Alben der Amerikanerin Tori Amos Schönheit und Schmerz

Intensität ist ihr Mittelname. Die 51-jährige Amerikanerin Tori Amos hat sich als Fachfrau für große Gefühle profiliert. Seelische und körperliche Verletzungen hat sie eindringlich in Musik übersetzt sowie maßlose Sehnsüchte und enttäuschte Hoffnungen.

 Rotgelockte Sirene: Tori Amos im Konzert in Berlin, April 2014.

Rotgelockte Sirene: Tori Amos im Konzert in Berlin, April 2014.

Foto: dpa

Schönheit und Schmerz sind bei ihr nicht voneinander zu trennen. Dabei schont die Sängerin und Songschreiberin ihr Publikum so wenig wie ihren Bösendorfer-Flügel, den sie in Konzerten oft mit ungestümer Kraft bearbeitet. Ihre Stimme jauchzt dann, gurgelt, wimmert und grollt. Kraft trifft Leidenschaft.

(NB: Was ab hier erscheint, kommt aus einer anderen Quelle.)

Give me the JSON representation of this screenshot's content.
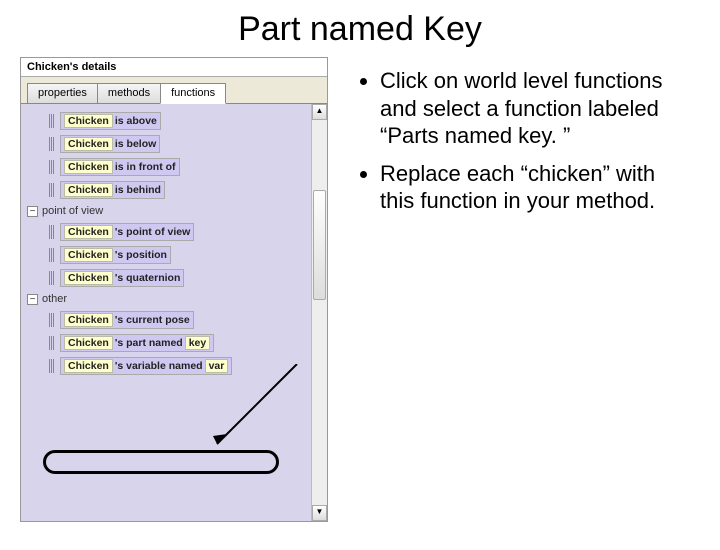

Der Furor hat seinen Preis. Es fällt nicht immer leicht, Amos' musikalischem Extremismus zu folgen. Es ist aber auch unmöglich, sich den leisen, poetischen, verführerischen Tönen zu entziehen. Früher einmal wollte Amos dem Publikum "uralte weibliche Rhythmen" erfahrbar machen, die sie angeblich den Wellen des Meeres abgelauscht hatte.

Als sie 1992 mit ihrem Album "Little Earthquakes" debütierte, war sie 29, aber keine Anfängerin. Tori Amos arbeitete bereits mit 13 als Musikprofi. Die Songs vom Debütalbum sind Meilensteine des Pop, zu Kunst gesteigerte Konfessionen. "Silent All These Years" erzählte eine Geschichte von Dominanz, Erniedrigung und Angst. "China", ein Song von melancholisch grundierter Sinnlichkeit, thematisierte ersehnte, aber unmögliche körperliche Nähe. "Me And A Gun" rekonstruierte eine Vergewaltigung; Tori Amos wusste, wovon sie sang.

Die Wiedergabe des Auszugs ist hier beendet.